The repair is accomplished as a tongue in groove (see figure 8), with the cuff tendon drawn into a trough near the tuberosity, providing a smooth upper surface to glide beneath the acromion. This groove provides the additional advantage that if some slippage occurs in the suture fixation of the cuff to bone, contact between the tendon and bone is not lost. Nonabsorbable sutures passed through the tendon margin are then passed through drill holes in the distal tuberosity (see figure 9) so that the knots will not catch beneath the acromion. The knots are tied over the tuberosities so that they will lie out of the subacromial space. If there is a longitudinal component to the tear, it is repaired side-to-side with the knots buried out of the humeroscapular motion interface. The repair is checked throughout a range of motion to 140 degrees of elevation and 40 degrees of external rotation to assure that it is strong, it is not under excessive tension, and it will permit smooth subacromial motion. If additional resection of the undersurface of the acromion is required to allow smooth passage of the repaired tendon, it is performed at this time.

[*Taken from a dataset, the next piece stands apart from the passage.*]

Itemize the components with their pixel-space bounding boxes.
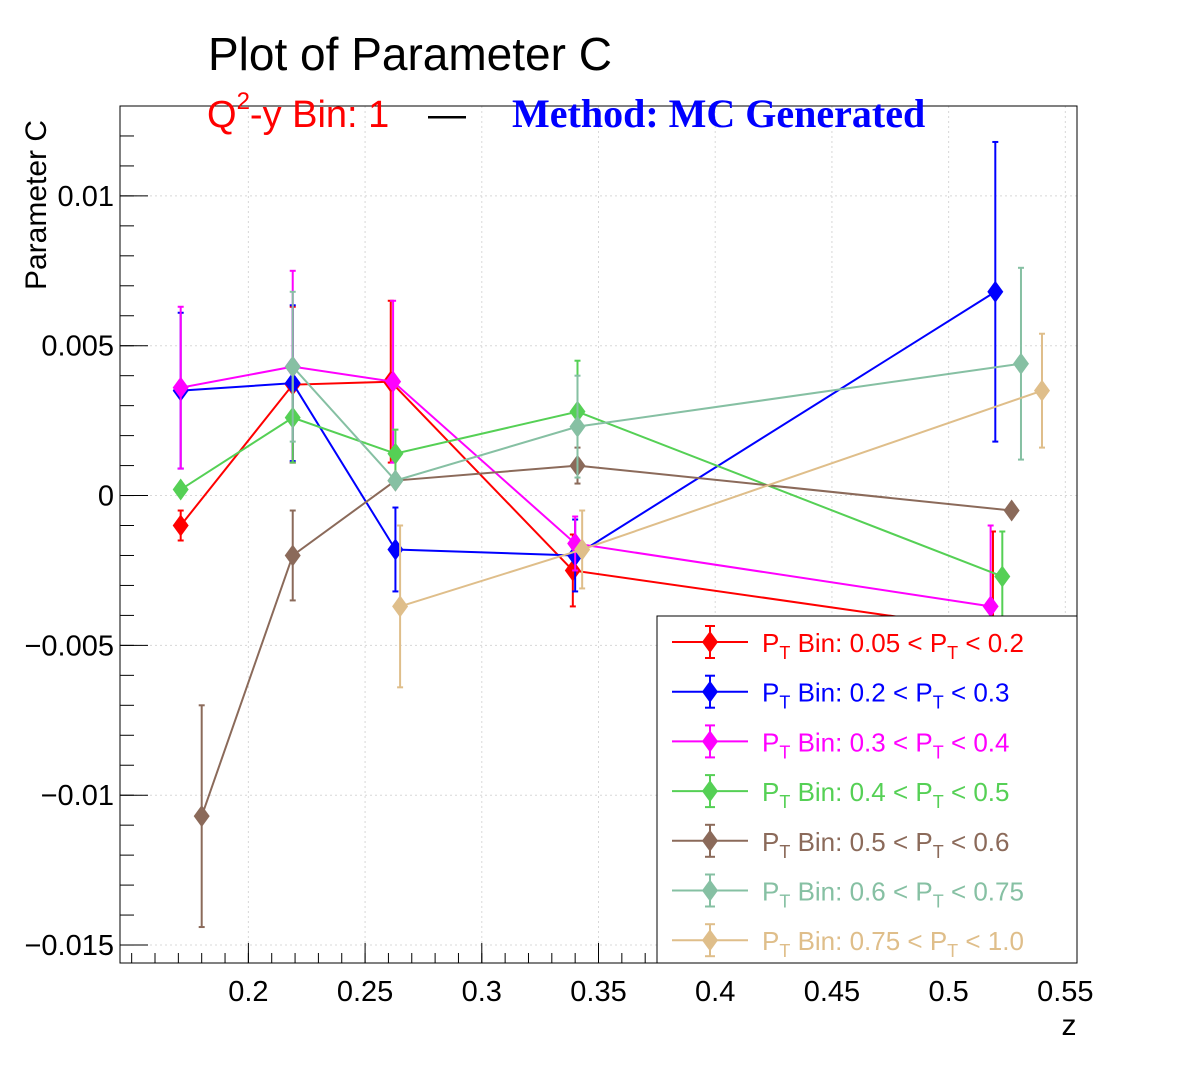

After a careful and robust deltoid repair using nonabsorbable sutures and cosmetic skin closure, the patient is returned to the recovery room.

The postoperative management must be tailored by the surgeon to the patient and the procedure. We often place the affected arm in zero to 90 degrees of continuous passive motion (see figure 10). Immediate postoperative motion is valuable because there is a tendency for scarring between the raw undersurface of the acromion and the upper aspect of the rotator cuff or proximal humerus. Immediate postoperative continuous passive motion is facilitated if the surgery is performed under a brachial plexus block, which provides analgesia for up to 18 hours after surgery. Continuous passive motion is continued for up to 48 hours after surgery but does not appear to be necessary after that. The patient is expected to perform passive exercises in flexion and external rotation. Before discharge, the patient should be able to attain comfortably 140 degrees of passive flexion and 40 degrees of passive external rotation. A progress chart mounted on the patient's wall helps to document progress toward these discharge goals (see figure 11).

Postdischarge management must consider the magnitude of the tear and the strength of the repair. It is unlikely that the repair will have substantial strength until at least three months after surgery. As is the case with repairs of the anterior cruciate ligament, major cuff repairs may require six to twelve months to regain useful strength. Thus, in the first several postoperative months, the emphasis is placed on maintaining passive motion and avoiding loading of the repair.